According to the BBC report, at least 330 million people of India are affected by drought, which is taking place as a heat wave extends across much of the country, with temperatures in excess of 40C.
It says the Inter Linking of Rivers (ILR) has 30 links planned for water-transfer, 14 of them fed by Himalayan glaciers in the north of the country and 16 in peninsular India.
Environmentalists have opposed the project, arguing that it will invite an ecological disaster but the Supreme Court has ordered its implementation.
“Interlinking of rivers is our prime agenda and we have got the people’s support and I am determined to do it on the fast track,” BBC quotes Bharti as saying.
She said the government was going ahead with five links of the rivers now and the first one, the Ken-Betwa link in Uttar Pradesh and Madhya Pradesh was going to start any time now.
“And then we will have the Damnaganga-Pinjal interlink which will sort out the Mumbai drinking water facility,” the minister said.
According to Bharti, the river-linking project will be the first in Indian history since independence in 1947.
She said there were also other projects aimed at supplying water for irrigation and drinking in the next few years and the ILR was a long-term scheme.
BBC says India is facing one of its worst droughts following two consecutive bad monsoons.
Of its 29 states, nearly half were reported to have suffered from a severe water crisis this dry season with Maharashtra, Uttar Pradesh and Madhya Pradesh being the worst-hit ones.
The central government has had to send trains carrying water to the worst affected places.
BBC says India has faced a water crisis for years with its ground waters having been depleted to alarming levels, mainly because of unsustainable extraction for agriculture and industries.
“The water crisis will be there [in the future] because of climate change but through this [inter linking of rivers] we will be able to help the people,” it quotes Bharti saying.
“The public has welcomed it and they are happily ready to be displaced,” she added.
Critics say the project is not viable financially, environmentally or socially.
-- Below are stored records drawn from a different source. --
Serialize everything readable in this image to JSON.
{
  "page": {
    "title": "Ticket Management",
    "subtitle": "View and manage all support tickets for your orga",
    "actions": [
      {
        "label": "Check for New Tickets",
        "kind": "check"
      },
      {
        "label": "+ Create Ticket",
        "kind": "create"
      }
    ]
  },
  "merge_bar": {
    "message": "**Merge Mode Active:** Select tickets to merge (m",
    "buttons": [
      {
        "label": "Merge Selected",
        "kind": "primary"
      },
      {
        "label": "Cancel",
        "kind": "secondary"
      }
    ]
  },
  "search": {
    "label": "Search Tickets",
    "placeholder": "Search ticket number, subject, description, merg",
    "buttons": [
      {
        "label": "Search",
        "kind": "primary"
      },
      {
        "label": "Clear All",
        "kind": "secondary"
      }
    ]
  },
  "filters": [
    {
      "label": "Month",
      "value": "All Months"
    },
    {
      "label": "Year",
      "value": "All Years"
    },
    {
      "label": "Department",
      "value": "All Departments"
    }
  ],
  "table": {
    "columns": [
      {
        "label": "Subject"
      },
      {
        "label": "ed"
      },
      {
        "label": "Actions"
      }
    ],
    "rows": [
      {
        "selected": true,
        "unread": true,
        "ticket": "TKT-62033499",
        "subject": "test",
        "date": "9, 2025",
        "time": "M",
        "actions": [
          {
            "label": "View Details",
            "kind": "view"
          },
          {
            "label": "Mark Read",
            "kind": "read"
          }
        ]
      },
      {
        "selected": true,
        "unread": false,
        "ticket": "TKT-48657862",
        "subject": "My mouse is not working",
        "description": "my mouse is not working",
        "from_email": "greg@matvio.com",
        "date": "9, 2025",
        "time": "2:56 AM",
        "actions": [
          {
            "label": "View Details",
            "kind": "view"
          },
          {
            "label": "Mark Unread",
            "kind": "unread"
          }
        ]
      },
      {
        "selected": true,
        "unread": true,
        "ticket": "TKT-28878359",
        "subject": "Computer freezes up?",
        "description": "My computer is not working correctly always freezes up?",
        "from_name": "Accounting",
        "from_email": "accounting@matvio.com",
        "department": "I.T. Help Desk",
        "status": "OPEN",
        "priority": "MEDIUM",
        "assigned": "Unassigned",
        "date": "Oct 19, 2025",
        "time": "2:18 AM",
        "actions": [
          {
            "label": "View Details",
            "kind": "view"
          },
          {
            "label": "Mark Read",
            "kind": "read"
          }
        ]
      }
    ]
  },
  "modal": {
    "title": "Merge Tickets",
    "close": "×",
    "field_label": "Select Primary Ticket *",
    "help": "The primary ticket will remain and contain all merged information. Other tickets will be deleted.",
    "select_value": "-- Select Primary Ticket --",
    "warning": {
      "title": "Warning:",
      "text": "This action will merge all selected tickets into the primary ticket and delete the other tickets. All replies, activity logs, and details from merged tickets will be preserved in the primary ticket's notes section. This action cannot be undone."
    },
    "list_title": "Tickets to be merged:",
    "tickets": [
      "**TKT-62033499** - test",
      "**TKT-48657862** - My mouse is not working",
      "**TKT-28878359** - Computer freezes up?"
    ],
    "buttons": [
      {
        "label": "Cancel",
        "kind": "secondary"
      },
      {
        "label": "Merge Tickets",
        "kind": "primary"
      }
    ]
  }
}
The government has also been accused of granting environmental clearances without proper assessments.
“It is even more impossible in the context of climate change as you don’t know what will happen to the rivers’ flows,” Himanshu Thakkar of the South Asia Network for Dams, Rivers and People was quoted as saying.
“The project is based on the idea of diverting water from where it is surplus to dry areas but there has been no scientific study yet on which places have more water and which ones less,” he said
The government says the scheme will irrigate 35,000 hectares of land and generate 34,000 megawatts of electricity.
The report says Bharti’s Bharatiya Janata Party (BJP) campaigned for the project when it was in power in the 1990s. But it lost elections to the Congress party which did not seem keen on the scheme.
In 2012, however, when the Congress-led coalition was still in power, the Supreme Court ordered the government to implement the project in a “time-bound manner”.